西洋音楽で、メロディはハーモニー(和声)、リズム(律動)と共に、音楽の三要素のひとつとされる。

旋律理論では、最初に現れた音をもとにして、反復または緊張という役割をもつ音が続き、解決をする音で終了すると考える。さらに、数秒または数小節の短いメロディ(楽句、フレーズ)を一つの単位としてとらえ、長いメロディを構成する各単位に反復、緊張、解決という役割を与えることができる。
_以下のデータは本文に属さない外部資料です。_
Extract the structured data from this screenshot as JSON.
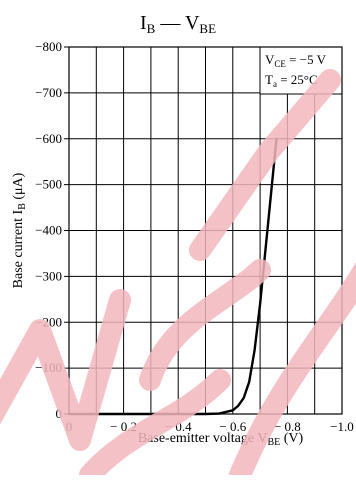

一般的にメロディは音階や旋法といった音組織の上に成り立つ。特に西欧の古典音楽(ルネッサンス後期の調性が確立した以降の音楽で、シェーンベルクのような調性を持たない音楽以前のもの)においては、音階の選択は調性が強く意識されており、和音進行が重要な意味を持つ。その意味において、より緊張や解決という役割はハーモニーの考え方からよく理解できる、また反復とはリズムそのものである。それぞれは重なり合い明確に区別することはできない。

人は大量の音が含まれる音楽でも、印象的な音のつながりを直感的に認識しメロディとして楽しむことができる。

多くの西洋系音楽は、中心となるメロディを印象付けるように意図的に作曲されている。直感的に認識しがたいことを意図した楽曲もある。

メロディと言語[編集]

西洋音楽ではほとんど問題にならないが、高低アクセントまたは声調を持つ言語の歌曲では、メロディと歌詞の関係が問題になることがある。広東語ベトナム語など複雑な声調を持つ言語では、歌詞の声調に合わせたメロディを用いるのが一般的である(メロディが歌詞に縛られる)。日本語でもメロディが歌詞の本来のアクセントに合わず不自然と指摘されること[1]があり、山田耕筰のように歌詞に厳密に合わせたメロディを作曲する人もいる。

脚注[編集]

  1. ^ 例えば宮川泰『サウンド解剖学』における『戦争を知らない子供たち』批判。